Below I'll work out the cost function for various values of theta₀ and theta₁. The values are just chosen as illustrations and have not been chosen in any particular way.

Working out the Cost Function

First, we'll take θ₀=0 and θ₁=0. This gives us h(x)=0, which we draw on the graph as the horizontal line, y=0 along the x-axis. The crosses are the points given by the training examples.

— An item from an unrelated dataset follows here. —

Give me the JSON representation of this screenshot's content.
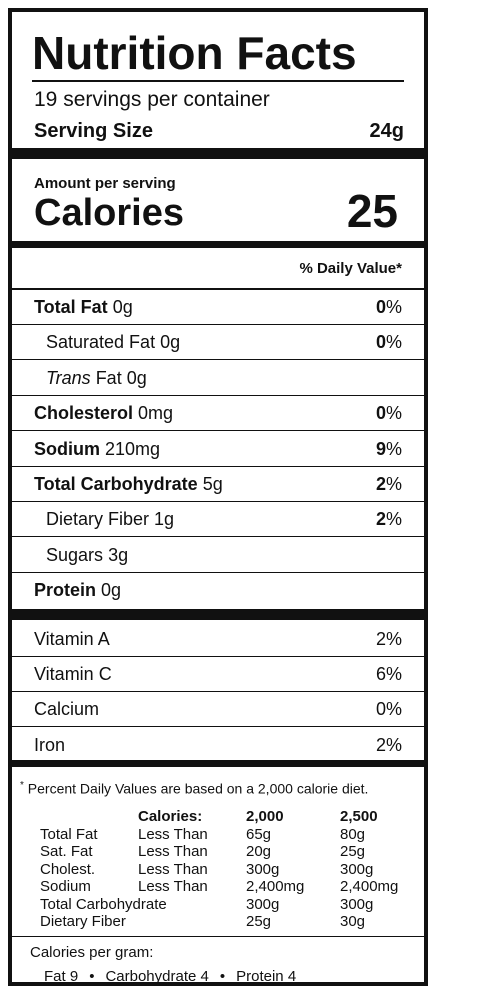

x	y	h(x)=0	h(x)-y	( h(x) - y )2
2	1	0	0-1=-1	1
2	4	0	0-4=-4	16
5	4	0	0-4=-4	16
5	8	0	0-8=-8	64
9	8	0	0-8=-8	64
9	11	0	0-11=-11	121
			Sum of ( h(x) - y )2	282

Now the cost function is J(θ₀, θ₁)=1/2m Σ( h(x)-y)². Now m= number of values in the training set =6, Σ( h(x)-y)² just means the sum of all the values in the squared column above. Putting the values in gives


J(0, 0)=1/(2*6) (282) = 282/12=23.5.


We want to minimise J so let's try some other values of  θ₀ and θ₁. Next, we'll try θ₀=0 and θ₁=1. This gives h(x)=x which is the line y=x.

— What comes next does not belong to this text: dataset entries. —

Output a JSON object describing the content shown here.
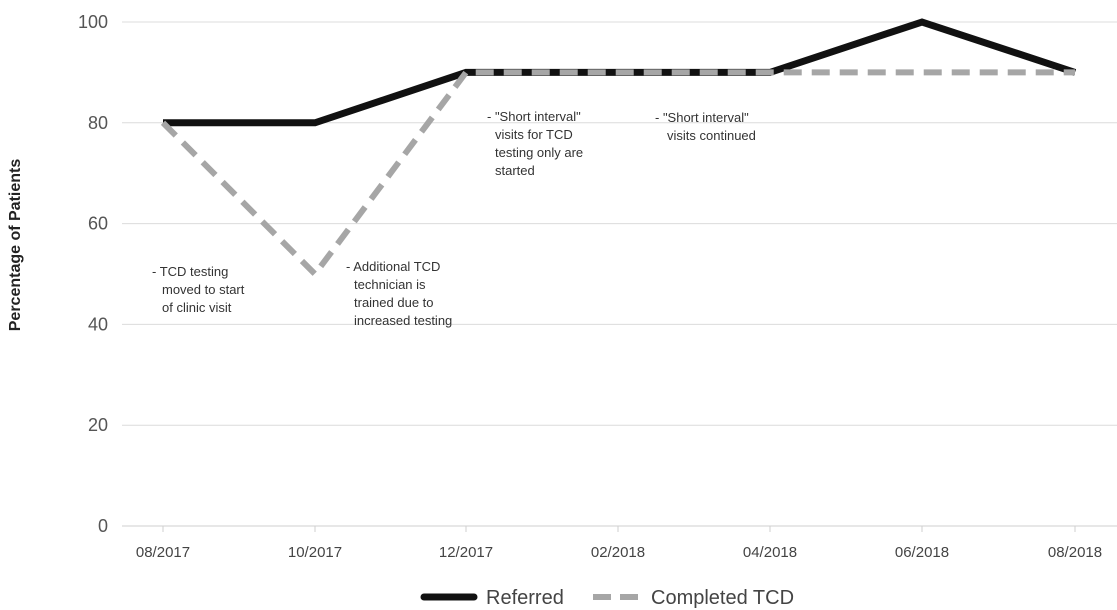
{
  "chart_data": {
    "type": "line",
    "title": "",
    "xlabel": "",
    "ylabel": "Percentage of Patients",
    "categories": [
      "08/2017",
      "10/2017",
      "12/2017",
      "02/2018",
      "04/2018",
      "06/2018",
      "08/2018"
    ],
    "ylim": [
      0,
      100
    ],
    "yticks": [
      0,
      20,
      40,
      60,
      80,
      100
    ],
    "grid": true,
    "legend_position": "bottom",
    "series": [
      {
        "name": "Referred",
        "values": [
          80,
          80,
          90,
          90,
          90,
          100,
          90
        ],
        "color": "#111111",
        "style": "solid"
      },
      {
        "name": "Completed TCD",
        "values": [
          80,
          50,
          90,
          90,
          90,
          90,
          90
        ],
        "color": "#a6a6a6",
        "style": "dashed"
      }
    ],
    "annotations": [
      {
        "lines": [
          "- TCD testing",
          "moved to start",
          "of clinic visit"
        ]
      },
      {
        "lines": [
          "- Additional TCD",
          "technician is",
          "trained due to",
          "increased testing"
        ]
      },
      {
        "lines": [
          "- \"Short interval\"",
          "visits for TCD",
          "testing only are",
          "started"
        ]
      },
      {
        "lines": [
          "- \"Short interval\"",
          "visits continued"
        ]
      }
    ]
  }
}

x	y	h(x)=x	h(x)-y	( h(x) - y )2
2	1	2	2-1=1	1
2	4	2	2-4=-2	4
5	4	5	5-4=1	1
5	8	5	5-8=-3	9
9	8	9	9-8=1	1
9	11	9	9-1=-2	4
			Sum of ( h(x) - y )2	20

 So J(0, 1)=1/(2*6) (20) = 20/12 = 1.67 (2 decimal places). This is better than the answer we had for the previous values of  θ₀ and θ₁ as we are trying to minimise the cost function.

Finally, we'll do θ₀=1 and θ₁=1. This gives h(x)=x+1 which is the line y=1+x on the graph.

x	y	h(x)=1+ x	h(x)-y	( h(x) - y )2
2	1	3	3-1=2	4
2	4	3	3-4=-1	1
5	4	6	6-4=2	4
5	8	6	6-8=-2	4
9	8	10	10-8=2	4
9	11	10	10-11=-1	1
			Sum of ( h(x) - y )2	18

So J(1, 1)=1/(2*6) (18) = 18/12 = 1.5, which again is an improvement.